The convenience of an untethered world of mobile phones, personal wearable devices, and the many wireless sensors and controllers in our homes comes at a price: constant attention to and management of the rechargeable batteries that power them.
There have been recent proposals for providing other means of maintaining their operation such as super-capacitors, energy harvesting of radio waves and vibrational energy from the ambient environment. But such alternatives alone will not be sufficient. To ensure a constant source of power, rechargeable batteries (currently based on lithium ion cells) will be necessary.
Dependent as we have been on rechargeable batteries for more than a decade, it has always puzzled me that a common device- and protocol- independent standard has not emerged.
Until relatively rechargeable battery management has have been barebones. A typical low cost relatively dumb battery scheme often consists of no more than identification resistors connected to the battery pack terminals. Alternately the pack might include a resistive temperature sensor next to the power supply connectors. The measured value of the pull-down resistor indicates the capacity and chemistry information.
There are many so-called smart battery management schemes available. But they are either company, industry, or application specific, despite the fact that they all use the same battery types, sizes, and chemistry. The problem will only get worse as we move from a world in which there are almost eight billion mobile phone users to one in which there will be tens and perhaps hundreds of billions of battery dependent wearable wireless Internet of Things devices. This does not count the already existing consumer products that require dependable battery management.

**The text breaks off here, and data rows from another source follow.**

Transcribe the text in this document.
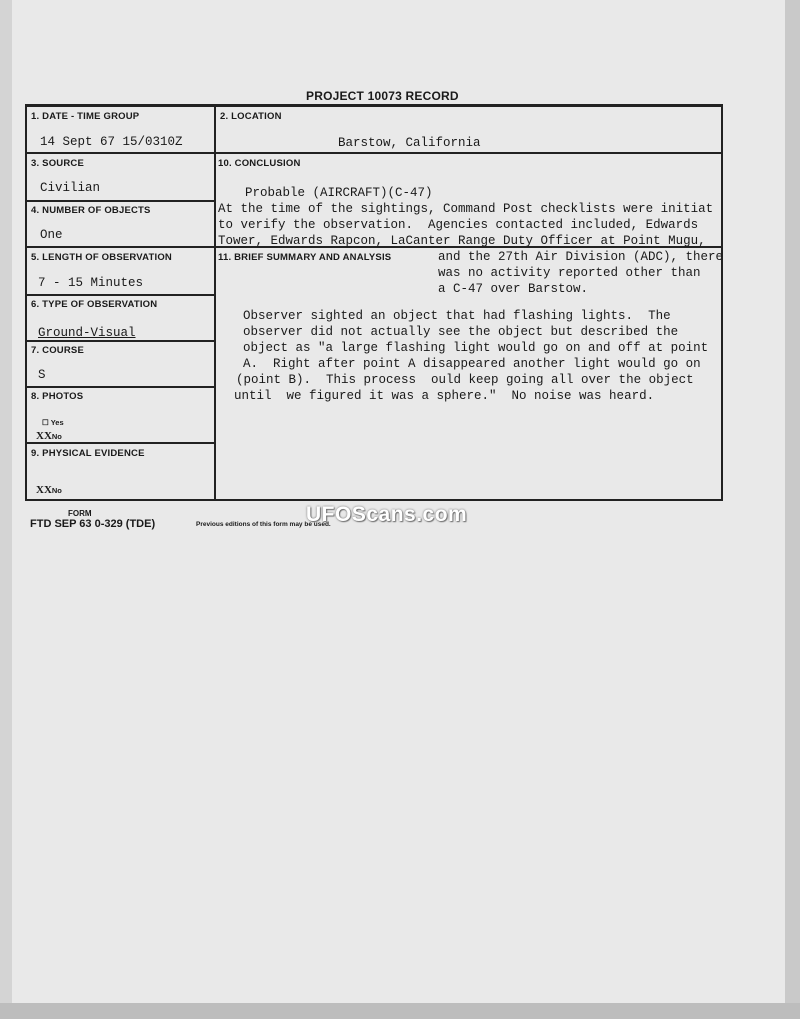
PROJECT 10073 RECORD
1. DATE - TIME GROUP
14 Sept 67 15/0310Z
2. LOCATION
Barstow, California
3. SOURCE
Civilian
4. NUMBER OF OBJECTS
One
5. LENGTH OF OBSERVATION
7 - 15 Minutes
6. TYPE OF OBSERVATION
Ground-Visual
7. COURSE
S
8. PHOTOS
☐ Yes
XXNo
9. PHYSICAL EVIDENCE
XXNo
10. CONCLUSION
Probable (AIRCRAFT)(C-47)
At the time of the sightings, Command Post checklists were initiat
to verify the observation.  Agencies contacted included, Edwards
Tower, Edwards Rapcon, LaCanter Range Duty Officer at Point Mugu,
11. BRIEF SUMMARY AND ANALYSIS	and the 27th Air Division (ADC), there
was no activity reported other than
a C-47 over Barstow.
Observer sighted an object that had flashing lights.  The
observer did not actually see the object but described the
object as "a large flashing light would go on and off at point
A.  Right after point A disappeared another light would go on
(point B).  This process  ould keep going all over the object
until  we figured it was a sphere."  No noise was heard.
FORM
FTD SEP 63 0-329 (TDE)	Previous editions of this form may be used.
UFOScans.com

My candidate for a standard cross-platform battery management is the Battery Inferface (BIF) specification developed by the MIPI Alliance. MIPI’s 250-company membership has initially targeted BIF at mobile phone and computing devices. Although it has taken longer than I expected to be widely used in mobile devices, I have no doubt BIF it will come to dominate not only there but more broadly as well. There are two reasons for my optimism.
One is that the MIPI Alliance’s BIF working group did not try to encompass every aspect of rechargeable battery management. Instead, it limited the focus to how the battery subsystem communicates with the rest of the device within which it resides, which at present is mobile phones.
But because it deals with only the hardware and software aspects of the communications interface and nothing particularly device specific, it looks like a good candidate for more power constrained wireless platforms such as wearables and other consumer IoT devices. And because it does not try to do more than is necessary (a problem with many industry standards) BIF offers the promise of also being adaptable to other battery chemistries beyond the lithium-ion currently used on mobile phones and other wireless devices.
On the hardware side, BIF is about as minimalistic as you can get, with hardware transceivers that can be implemented in as few as 1k gates using a typical non-bleeding edge CMOS process. This is small enough to be easily incorporated into either mobile phone power management ICs (PMIC) or the digital baseband ICs (BB).
Although its small gate count will make it an excellent candidate for IoTs and wearables, also counting in its favor is that the spec adds only a single wire, the battery communications line (BCL), to the two already existing power connectors, VBAT and GND, in a typical mobile phone. Over a single BCL line, the BIF communications protocol has been designed to deliver all the signaling required for a range of management functions: battery presence detection, analog battery identification, as well as a delivery of data, address and command words, inband interrupts, and power-save wake up commands.
The second reason I think BIF has what it takes to establish itself more broadly is the software management scheme the working group came up with. To manage all that functionality being sent over one pin connection, they’ve defined an algorithm that allows a developer to define a set of battery charging rules that can be stored in no more than 64k bytes of addressable RAM, ROM, or reprogrammable nonvolatile memory for each slave device in a system. In addition to some generic software drivers, this scheme allows a developer to include functions in the rules-based algorithm for host charging control is stored in a prioritized order specific to the requirements of the application.
But even with such a scheme available, there are a lot of low cost “dumb” analog batteries out there that have to be taken into account and identified. The BIF working group has taken that into account by incorporating a pull down resistor connected between the BCL and GND, allowing a BIF based battery subsystem to identify whether the battery is a smart or low cost type, as well as identify the electrical characteristics for a low cost battery.